Hello again friends. Thanks to those who have offered your thoughts and prayers during this difficult time. It’s been a very tough couple weeks, but my family is strong and I know we’ll make it through this challenging life experience.
What’s that? Oh, goodness no! I didn’t lose a dear loved one or anything nearly that difficult! No, no. It’s not cancer or even a job loss. Nope, not foreclosure or divorce, thank heavens. Gosh, you guys are kind of making me feel like I’m blowing things way out of proportion now. There are admittedly much worse things that can happen in life, but losing your air conditioner is no fun at all.
Looking back I’m sorry to say I frequently fell into a pattern of taking my home AC for granted. During my seven-year tenure as a homeowner it has never failed to work its magic when I pushed the buttons.
I will admit I’m not entirely sure how those contraptions even work, although my brilliant husband has probably explained it to me a half-dozen times. Something about coils and compressors and a bunch of little miniature Elsa dolls trapped behind the vents, expressing frustration over their captivity by angrily breathing ice cold air into the room. Or maybe that last part was just something fun my imagination dreamed up while he was rambling about condenser fans. I dunno. It’s all a blur at this point.
I typically rely on my system without giving it much thought through the summer, but there is always that brief moment of panic in the early spring, when I worry this might be the year it finally stops working for some reason. By “spring” I mean that weird warm spell in February, when we have to crank on our AC for the very first time since that last weird warm spell in January.

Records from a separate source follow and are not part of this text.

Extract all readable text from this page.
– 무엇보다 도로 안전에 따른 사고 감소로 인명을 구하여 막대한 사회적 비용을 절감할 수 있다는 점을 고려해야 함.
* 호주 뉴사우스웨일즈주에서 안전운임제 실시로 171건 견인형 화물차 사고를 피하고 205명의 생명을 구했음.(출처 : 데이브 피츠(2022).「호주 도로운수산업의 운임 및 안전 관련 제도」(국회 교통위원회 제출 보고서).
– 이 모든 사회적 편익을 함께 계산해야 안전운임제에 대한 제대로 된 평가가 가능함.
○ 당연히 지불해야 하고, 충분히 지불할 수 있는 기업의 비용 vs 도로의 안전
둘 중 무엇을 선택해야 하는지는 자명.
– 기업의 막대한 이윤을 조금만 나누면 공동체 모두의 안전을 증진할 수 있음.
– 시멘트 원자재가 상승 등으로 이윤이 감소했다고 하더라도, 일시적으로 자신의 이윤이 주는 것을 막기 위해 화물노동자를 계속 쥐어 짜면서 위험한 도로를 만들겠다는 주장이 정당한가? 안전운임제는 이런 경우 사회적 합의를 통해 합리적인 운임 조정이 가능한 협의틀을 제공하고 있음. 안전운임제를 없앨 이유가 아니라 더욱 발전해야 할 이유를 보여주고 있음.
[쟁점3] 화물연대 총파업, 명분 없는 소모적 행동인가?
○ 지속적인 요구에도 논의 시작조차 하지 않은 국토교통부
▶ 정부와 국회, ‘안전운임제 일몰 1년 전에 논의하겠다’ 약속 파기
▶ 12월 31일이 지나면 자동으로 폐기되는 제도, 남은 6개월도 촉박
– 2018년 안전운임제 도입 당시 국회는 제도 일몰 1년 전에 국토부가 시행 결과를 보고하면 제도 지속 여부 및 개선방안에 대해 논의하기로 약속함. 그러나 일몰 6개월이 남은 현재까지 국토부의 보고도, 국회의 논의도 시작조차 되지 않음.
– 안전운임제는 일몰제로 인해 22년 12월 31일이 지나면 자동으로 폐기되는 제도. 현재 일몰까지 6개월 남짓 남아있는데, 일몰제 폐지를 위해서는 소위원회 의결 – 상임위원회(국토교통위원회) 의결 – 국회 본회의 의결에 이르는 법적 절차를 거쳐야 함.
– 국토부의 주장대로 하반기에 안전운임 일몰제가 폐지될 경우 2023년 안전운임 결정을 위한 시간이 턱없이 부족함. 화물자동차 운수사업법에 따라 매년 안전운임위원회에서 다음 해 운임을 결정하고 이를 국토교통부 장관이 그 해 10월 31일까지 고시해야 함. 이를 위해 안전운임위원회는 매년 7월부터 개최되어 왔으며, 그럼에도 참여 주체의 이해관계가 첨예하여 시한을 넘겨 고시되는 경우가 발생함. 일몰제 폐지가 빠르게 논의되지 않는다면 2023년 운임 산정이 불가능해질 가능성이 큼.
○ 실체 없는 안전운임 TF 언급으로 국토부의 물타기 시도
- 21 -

By the time we get into March and everything is in working order, I typically barely give my AC another thought. Only this year was the year it finally stopped working, a couple months into March, and suddenly the air conditioner was the only thing I could think about.
I’m happy to say our situation is under control for now, and although it looks like we’re going to take a pretty big financial blow, we’re no longer suffering at the moment. However, due to waiting for parts and other issues we did end up going several days without any AC in the house and, yes, of course it was those days it got so hot and muggy. Of course it was.
I guess we could have just gone to stay with a relative or something — and my kids were gone for part of the ordeal — but my husband and I were determined to stay home and tough it out. It’s only March, right?
“It’s really not that hot,” we reasoned. “Plus, we’re campers. Backpackers even. We can handle a few warm nights. Piece of cake!”
• Temps in the mid-80s are pretty stinkin’ hot, particularly from inside a dwelling that was designed to rely heavily on central air conditioning. I guess we get so accustomed to resigning ourselves to the idea of temps going into the 90s and above in Mobile that we had a hard time being intimidated by the mid-80s. Turns out that’s still pretty darn toasty.
Even with the doors and windows open and a couple fans running, the air inside the house was uncomfortably warm and thick with humidity, and we tossed and turned all night long and woke up soaking wet and covered in sweat. I have no idea why we didn’t just set up a tent in the back yard, but we were determined to sleep in our own bed.
• Being uncomfortably warm should probably be a mitigating factor in homicide and assault cases. We usually get along pretty well in my house. Everybody is mostly pretty witty and even-tempered and we try not to sweat the small stuff. Being hot for hours on end amplified every minor annoyance to the point where someone carelessly brushing up against you could incite pure and terrifying rage.
• Post-hurricane-chic is only chic post hurricane. You know those first few days after a hurricane hits the Mobile area, when nobody has power and everybody’s just trying to make the most of things until the lights and AC come back on?
It’s not uncommon to see folks staggering around town half-dressed in sweat-soaked tanks and flip flops, with bright red faces, dazed and disoriented looks in their eyes, and greasy, disheveled hair hanging in their faces. It may not be our most attractive look but we just survived a damn hurricane! We’re allowed to look a little beaten up.
Turns out that rugged, miserable look doesn’t fit in quite so well when there’s no hurricane involved. I suspect when we finally staggered into the Wal-Mart looking for window units for temporary relief we probably looked like we’d just finished filming an episode of “The Walking Dead.” You know you’re looking rough when strangers are staring at you in pity at the Tillman’s Corner Wal-Mart, wondering what sort of especially hardscrabble life you must have had.
• Air conditioning is essential to life here on the Gulf Coast. If March temps were challenging for my young and healthy family to withstand I can’t even imagine someone with more physical challenges trying to endure a summer in the heat. Air conditioning is absolutely life-sustaining in our climate, and that’s not even considering it’s only expected to get hotter in the coming years. It makes me wonder what sorts of resources are available for the elderly and others who might lack the personal funds to repair or replace broken air conditioning.
Drop what you’re doing right now and give your AC a big ol’ hug. And don’t forget to change your filters!